Se ci concentriamo solo sulla sanità che differenza c’è tra il mastellismo e il formigonismo-ciellinismo? La differenza è che il primo sta ancora sgomitando per conquistare dei posti al sole mentre il secondo ha conquistato tutti i posti con metodo scientifico e totalitario e domina con serena noncuranza forte anche di quella sciagurata sentenza lombarda di circa dieci anni fa che decise che la lottizzazione politica nella sanità è lecita.

La differenza è che in Lombardia la lottizzazione è partitica e non tribal–familista; è abbastanza alla luce del sole e non giocata, caso per caso, con impropri do ut des; e le scelte sono, in genere, decenti. Ma riconosciute queste differenze, che non sono da poco, tuttavia la malattia è comune. Sino a quando le nomine nella sanità non saranno ricondotte ad un metodo che è loro proprio in tutto il mondo evoluto, e cioè basate esclusivamente sulla professionalità, accertata per titoli ed esami, e saranno politiche esse daranno sempre vita ad abusi.

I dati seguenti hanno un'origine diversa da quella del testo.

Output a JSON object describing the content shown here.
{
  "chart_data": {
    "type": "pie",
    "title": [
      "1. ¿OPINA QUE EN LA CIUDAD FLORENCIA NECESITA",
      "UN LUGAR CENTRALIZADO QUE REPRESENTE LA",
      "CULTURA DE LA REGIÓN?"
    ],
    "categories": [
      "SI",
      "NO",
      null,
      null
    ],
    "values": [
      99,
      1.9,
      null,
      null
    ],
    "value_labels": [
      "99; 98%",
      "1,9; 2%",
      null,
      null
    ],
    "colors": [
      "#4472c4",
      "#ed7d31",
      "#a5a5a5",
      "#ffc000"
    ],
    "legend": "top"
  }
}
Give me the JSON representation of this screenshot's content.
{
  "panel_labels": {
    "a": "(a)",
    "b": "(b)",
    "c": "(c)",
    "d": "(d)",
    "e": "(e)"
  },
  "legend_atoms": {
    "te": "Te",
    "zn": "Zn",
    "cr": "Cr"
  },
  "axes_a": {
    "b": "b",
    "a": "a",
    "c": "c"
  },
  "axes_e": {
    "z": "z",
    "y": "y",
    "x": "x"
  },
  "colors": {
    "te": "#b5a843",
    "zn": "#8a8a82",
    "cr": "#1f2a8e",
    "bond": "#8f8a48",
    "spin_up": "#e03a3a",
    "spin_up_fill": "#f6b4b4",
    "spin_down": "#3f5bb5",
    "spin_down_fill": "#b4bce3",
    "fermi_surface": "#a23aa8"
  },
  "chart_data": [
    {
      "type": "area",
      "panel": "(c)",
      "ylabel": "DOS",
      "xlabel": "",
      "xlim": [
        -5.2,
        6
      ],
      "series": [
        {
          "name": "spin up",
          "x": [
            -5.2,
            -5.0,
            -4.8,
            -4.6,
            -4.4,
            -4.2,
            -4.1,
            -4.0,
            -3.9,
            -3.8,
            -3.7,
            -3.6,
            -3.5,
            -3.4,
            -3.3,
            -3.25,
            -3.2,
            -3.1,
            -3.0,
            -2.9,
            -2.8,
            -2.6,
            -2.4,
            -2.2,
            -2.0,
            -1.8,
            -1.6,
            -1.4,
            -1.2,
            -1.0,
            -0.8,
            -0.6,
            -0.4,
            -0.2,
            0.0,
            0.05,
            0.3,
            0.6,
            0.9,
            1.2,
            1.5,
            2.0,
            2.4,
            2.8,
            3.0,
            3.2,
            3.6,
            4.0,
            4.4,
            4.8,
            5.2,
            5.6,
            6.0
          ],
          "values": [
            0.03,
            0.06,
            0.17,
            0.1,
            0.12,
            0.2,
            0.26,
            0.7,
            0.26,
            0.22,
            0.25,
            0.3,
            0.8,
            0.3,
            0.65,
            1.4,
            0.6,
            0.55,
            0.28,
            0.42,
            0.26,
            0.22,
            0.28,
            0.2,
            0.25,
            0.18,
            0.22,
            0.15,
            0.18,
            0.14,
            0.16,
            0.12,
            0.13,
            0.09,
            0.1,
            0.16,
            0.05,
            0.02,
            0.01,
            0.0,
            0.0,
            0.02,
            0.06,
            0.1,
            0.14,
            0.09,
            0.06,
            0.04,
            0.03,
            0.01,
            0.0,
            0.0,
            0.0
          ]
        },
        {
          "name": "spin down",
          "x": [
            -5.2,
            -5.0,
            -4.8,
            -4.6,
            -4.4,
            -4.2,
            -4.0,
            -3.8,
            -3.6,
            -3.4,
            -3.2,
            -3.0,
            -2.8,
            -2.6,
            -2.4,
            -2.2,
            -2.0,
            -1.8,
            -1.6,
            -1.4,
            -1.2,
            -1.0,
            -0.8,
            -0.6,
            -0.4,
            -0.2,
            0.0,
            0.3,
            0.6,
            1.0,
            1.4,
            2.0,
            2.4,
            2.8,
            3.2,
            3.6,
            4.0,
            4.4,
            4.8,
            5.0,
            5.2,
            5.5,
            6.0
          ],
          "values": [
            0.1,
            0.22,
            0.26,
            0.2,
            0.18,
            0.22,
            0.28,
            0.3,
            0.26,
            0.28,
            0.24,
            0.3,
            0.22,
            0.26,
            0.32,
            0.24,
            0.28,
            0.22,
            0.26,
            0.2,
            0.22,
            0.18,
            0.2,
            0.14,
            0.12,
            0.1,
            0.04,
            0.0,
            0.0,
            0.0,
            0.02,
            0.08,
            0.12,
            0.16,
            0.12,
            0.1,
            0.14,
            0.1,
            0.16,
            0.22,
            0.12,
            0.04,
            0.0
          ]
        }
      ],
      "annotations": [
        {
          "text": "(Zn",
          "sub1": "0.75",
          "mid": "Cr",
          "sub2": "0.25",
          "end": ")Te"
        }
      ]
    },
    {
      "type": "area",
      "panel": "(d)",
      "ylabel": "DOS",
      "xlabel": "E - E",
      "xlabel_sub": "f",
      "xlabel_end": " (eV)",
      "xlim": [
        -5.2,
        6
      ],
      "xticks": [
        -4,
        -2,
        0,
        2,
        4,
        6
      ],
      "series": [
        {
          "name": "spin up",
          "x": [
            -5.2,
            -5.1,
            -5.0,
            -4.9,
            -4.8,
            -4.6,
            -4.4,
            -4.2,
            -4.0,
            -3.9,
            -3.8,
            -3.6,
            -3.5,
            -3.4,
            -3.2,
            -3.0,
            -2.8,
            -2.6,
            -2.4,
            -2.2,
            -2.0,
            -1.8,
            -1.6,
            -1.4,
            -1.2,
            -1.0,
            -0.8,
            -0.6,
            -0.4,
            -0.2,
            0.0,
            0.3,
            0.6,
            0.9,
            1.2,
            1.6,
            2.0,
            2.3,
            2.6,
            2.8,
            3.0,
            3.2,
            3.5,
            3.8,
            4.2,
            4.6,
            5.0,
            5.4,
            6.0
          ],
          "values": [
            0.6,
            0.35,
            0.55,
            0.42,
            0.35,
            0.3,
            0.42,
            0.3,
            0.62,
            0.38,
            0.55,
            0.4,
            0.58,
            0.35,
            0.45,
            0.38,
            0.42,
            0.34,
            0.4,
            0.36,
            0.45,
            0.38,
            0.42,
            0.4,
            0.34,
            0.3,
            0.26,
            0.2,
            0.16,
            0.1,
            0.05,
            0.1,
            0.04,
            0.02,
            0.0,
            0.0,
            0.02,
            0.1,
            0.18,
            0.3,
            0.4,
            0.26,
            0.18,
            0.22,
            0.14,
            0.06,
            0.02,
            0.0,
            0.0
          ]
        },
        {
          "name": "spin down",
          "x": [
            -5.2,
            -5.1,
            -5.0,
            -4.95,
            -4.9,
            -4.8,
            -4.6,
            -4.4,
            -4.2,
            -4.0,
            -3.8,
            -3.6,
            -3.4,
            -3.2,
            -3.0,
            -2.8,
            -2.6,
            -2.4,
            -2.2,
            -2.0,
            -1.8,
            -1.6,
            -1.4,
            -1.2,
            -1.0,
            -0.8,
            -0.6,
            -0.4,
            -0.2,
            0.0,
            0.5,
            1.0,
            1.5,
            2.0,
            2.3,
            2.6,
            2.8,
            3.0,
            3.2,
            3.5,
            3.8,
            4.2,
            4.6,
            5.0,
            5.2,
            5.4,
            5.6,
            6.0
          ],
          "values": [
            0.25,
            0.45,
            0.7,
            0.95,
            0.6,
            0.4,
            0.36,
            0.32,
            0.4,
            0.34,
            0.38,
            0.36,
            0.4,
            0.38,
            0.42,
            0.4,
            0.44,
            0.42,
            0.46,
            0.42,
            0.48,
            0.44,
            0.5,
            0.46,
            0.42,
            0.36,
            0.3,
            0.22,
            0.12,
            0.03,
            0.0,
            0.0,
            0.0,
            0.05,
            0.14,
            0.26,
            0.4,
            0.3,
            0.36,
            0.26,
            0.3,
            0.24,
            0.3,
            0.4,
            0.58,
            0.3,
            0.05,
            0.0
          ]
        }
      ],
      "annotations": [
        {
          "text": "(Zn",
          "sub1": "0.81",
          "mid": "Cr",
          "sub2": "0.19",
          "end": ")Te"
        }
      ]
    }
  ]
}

Forse non è un caso ed ha qualcosa a che fare con il “mastellismo” e con il “bassolinismo” che in Campania la sanità è una delle peggiori d’Italia, come sanno i suoi sventurati cittadini che formano il più robusto filone di turisti della salute.

La crisi del mastellismo potrebbe essere, insomma, un’ottima occasione per iniziare ad affrontare seriamente alcune degenerazioni di fondo delle quali il “mastellismo” è solo una manifestazione tra le più folkloristiche e appariscenti. Mastella, da appassionato di calcio, ci ha servito un formidabile assist. Gli dovremmo essere grati e cercare di non perdere la preziosa opportunità che ci ha fornito di ripensare alcune cose importanti per il nostro futuro. Prima che sia troppo tardi.